Alleanze. “All'inizio speravamo che questi guerriglieri venissero da fuori – confida deluso Albadri – ma purtroppo la stragrande maggioranza è somala. Anche se, la scorsa settimana, una fonte mi ha riferito di aver visto a Mogadiscio almeno quattro islamisti, fra cui alcuni bianchi, che non parlavano somalo”.
Finora, comunque, la presenza di jihadisti stranieri rimane trascurabile, anche perché, come sottolinea McGregor, “è vero che i nuovi gruppi armati potrebbero dare una dimensione diversa al conflitto somalo, ma è altrettanto vero che si dovrebbero integrare in una realtà complessa, fatta di clan e alleanze familiari, che non conoscono. Un compito non facile”.

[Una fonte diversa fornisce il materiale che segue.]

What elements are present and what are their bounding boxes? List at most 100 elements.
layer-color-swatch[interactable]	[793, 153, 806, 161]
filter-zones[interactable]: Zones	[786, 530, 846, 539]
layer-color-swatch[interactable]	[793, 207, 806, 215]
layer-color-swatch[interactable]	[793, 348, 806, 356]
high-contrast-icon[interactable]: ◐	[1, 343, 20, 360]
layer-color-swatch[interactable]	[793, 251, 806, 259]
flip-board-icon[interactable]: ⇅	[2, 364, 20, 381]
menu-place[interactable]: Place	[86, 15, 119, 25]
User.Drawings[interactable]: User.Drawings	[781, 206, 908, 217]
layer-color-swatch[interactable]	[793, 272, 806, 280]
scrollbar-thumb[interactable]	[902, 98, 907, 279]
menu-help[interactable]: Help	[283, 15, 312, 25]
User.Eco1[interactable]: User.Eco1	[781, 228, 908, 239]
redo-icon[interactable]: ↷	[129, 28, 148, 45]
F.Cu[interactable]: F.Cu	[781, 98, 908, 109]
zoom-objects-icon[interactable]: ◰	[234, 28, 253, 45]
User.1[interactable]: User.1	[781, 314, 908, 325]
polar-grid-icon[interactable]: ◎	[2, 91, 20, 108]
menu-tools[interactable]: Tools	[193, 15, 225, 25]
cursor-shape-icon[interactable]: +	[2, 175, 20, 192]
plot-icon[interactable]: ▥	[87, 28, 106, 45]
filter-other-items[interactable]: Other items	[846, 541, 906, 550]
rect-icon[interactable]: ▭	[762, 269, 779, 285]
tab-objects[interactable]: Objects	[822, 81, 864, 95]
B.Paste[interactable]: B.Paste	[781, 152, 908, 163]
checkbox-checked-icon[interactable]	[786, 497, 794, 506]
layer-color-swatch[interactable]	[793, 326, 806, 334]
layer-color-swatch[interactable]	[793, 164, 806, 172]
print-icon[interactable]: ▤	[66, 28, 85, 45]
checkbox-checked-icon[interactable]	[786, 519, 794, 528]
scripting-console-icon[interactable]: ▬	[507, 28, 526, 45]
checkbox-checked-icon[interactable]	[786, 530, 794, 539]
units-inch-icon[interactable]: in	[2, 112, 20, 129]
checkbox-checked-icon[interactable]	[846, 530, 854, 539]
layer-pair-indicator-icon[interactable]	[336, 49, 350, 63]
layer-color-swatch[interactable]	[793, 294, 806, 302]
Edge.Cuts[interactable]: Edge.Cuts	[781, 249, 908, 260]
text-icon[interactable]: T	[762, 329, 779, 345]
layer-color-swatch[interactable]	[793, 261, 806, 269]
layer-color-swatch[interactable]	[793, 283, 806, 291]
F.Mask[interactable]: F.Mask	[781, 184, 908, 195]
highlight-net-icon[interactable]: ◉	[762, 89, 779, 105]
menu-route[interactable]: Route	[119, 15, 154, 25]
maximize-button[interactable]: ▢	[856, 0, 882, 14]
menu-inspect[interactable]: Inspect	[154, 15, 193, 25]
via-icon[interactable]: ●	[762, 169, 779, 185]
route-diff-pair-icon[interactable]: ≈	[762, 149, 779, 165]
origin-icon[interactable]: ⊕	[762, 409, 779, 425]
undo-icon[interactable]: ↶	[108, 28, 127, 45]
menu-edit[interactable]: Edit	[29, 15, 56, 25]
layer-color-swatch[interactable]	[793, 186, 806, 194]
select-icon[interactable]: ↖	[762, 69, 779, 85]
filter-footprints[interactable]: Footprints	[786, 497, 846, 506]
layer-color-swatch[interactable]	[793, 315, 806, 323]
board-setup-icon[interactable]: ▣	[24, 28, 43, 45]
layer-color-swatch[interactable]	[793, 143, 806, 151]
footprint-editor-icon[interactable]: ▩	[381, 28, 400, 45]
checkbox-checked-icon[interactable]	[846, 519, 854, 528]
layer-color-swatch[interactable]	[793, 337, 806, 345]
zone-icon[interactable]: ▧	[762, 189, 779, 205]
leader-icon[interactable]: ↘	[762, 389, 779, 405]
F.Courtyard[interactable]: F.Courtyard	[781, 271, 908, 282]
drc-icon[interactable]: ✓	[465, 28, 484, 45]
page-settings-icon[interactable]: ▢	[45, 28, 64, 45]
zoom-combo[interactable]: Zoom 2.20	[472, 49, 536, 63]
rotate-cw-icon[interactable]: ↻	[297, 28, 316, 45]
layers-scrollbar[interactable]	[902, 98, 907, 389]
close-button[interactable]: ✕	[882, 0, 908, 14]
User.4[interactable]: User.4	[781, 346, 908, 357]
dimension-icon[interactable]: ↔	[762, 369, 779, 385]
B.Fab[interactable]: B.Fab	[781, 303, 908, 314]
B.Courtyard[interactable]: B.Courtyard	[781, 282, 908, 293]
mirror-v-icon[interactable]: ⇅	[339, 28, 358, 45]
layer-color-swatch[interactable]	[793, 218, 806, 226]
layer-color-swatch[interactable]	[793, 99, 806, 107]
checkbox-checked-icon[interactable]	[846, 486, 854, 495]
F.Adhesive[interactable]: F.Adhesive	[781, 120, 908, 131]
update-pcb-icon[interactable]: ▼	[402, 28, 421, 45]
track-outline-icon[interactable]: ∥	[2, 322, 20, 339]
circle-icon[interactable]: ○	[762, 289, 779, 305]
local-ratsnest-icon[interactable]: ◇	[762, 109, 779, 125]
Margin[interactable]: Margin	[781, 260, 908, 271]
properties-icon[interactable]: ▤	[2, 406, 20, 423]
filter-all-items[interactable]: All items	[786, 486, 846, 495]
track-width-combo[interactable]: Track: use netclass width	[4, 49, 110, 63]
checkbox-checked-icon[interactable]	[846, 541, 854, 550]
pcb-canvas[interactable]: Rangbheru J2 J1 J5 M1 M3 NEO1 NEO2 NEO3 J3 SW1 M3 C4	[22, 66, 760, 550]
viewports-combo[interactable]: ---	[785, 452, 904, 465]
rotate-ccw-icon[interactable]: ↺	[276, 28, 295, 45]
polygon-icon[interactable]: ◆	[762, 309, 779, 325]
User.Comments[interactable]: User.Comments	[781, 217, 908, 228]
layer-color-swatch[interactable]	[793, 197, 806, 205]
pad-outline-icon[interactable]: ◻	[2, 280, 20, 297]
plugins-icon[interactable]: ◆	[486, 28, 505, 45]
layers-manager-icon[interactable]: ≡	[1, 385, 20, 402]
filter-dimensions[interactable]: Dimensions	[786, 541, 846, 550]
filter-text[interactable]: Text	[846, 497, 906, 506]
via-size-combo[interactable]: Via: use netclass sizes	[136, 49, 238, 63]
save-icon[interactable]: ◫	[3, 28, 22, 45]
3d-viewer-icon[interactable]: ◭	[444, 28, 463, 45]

Per ora, la strana convivenza tra gruppi islamici e milizie dei clan funziona, perché entrambe hanno l'obiettivo di scacciare gli etiopi e rovesciare il governo. Un'alleanza strategica che potrebbe dare non poco fastidio alle truppe somalo-etiopi, le quali non sono riuscite a mettere in sicurezza la città neanche dopo i feroci combattimenti dello scorso aprile, costati la vita ad almeno 1.300 persone.

Una nave da guerra Usa lancia missili contro il nord della SomaliaUsa. “Gli islamisti hanno buon gioco a fare proseliti adesso – prosegue Albadri – visto il modo in cui il governo sta gestendo la situazione. Non ci sono servizi, non c'è sicurezza. In un quadro del genere, è facile per loro porsi come dei crociati che si interessano alle sorti della gente, soprattutto nei riguardi dei giovani”. Una dinamica assente durante il regno delle Corti, che avevano portato una certa stabilità a Mogadiscio. La loro caduta, favorita anche dall'intervento degli Usa, ha aperto il vaso di Pandora.
“Sono stupito di quante risorse Washington abbia destinato alla questione somala – conclude McGregor –. Invece di dedicarsi a combattere il terrorismo nei suoi santuari, ha preferito agire in periferia. Sono azioni come i bombardamenti che, a gennaio, hanno fatto decine di vittime civili ad aver favorito la radicalizzazione della situazione. E' l'amministrazione Usa che sta spingendo perché la guerra somala diventi uno scontro tra Est e Ovest”.